Do you have any feedback on my side project? - knishkz
http://textoliver.com
======
gogglesOO
I actually like it :)

Getting a human to help out, kind of refreshing. Keeping things simple is
awesome.

I imagine your primary challenge will be getting the job done correctly 100%
of the time and being able to communicate to the users (via sms) effectively
and in a timely fashion without missing any key details.

You don't want to mess up someone's day, yet when you outsource the jobs
(unavoidable if the business scales), you'll be really exposed to human error.

If you're planning to use AI to do this, I would be less optimistic.

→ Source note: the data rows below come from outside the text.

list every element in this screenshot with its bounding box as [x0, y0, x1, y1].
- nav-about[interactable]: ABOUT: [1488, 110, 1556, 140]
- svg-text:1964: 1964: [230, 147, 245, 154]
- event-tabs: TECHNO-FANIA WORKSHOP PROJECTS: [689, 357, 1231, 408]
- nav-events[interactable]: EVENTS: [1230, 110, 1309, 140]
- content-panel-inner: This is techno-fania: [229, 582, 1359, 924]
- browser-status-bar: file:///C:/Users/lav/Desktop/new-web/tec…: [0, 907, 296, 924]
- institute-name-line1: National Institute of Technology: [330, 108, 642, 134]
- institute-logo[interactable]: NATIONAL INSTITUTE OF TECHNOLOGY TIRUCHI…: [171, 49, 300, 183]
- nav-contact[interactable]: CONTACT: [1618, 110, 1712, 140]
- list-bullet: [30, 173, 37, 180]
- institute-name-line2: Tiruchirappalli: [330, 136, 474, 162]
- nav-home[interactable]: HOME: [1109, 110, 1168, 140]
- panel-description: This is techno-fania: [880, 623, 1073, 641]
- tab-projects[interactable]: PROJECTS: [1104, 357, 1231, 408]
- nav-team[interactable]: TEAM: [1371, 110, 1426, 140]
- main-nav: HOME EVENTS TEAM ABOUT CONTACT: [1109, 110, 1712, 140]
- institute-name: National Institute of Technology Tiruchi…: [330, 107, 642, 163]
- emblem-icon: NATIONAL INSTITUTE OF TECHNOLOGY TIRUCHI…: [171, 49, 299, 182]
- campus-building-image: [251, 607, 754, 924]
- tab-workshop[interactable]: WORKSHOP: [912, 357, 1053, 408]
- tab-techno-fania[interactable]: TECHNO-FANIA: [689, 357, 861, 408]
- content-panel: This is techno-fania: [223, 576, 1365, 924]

AI is not
anywhere the likes of Elon Musk like to claim on the Joe Rogan podcast or on
other overly exuberant talk-show host programs :)

Mini-digression-rant over :)

Jokes aside, all the best, even if it fails you'll have heaps of fun with it
cheers.

------
mromanuk
It remind me of getmagic.com, they announced the product, kind like a joke,
here in hacker news:
[https://news.ycombinator.com/item?id=9087819](https://news.ycombinator.com/item?id=9087819)

[https://www.businessinsider.com/magic-personal-assistant-
pro...](https://www.businessinsider.com/magic-personal-assistant-provider-
will-now-charge-100-an-hour-2016-1)

not sure how they are doing now.

similar other products:
[https://news.ycombinator.com/item?id=9354164](https://news.ycombinator.com/item?id=9354164)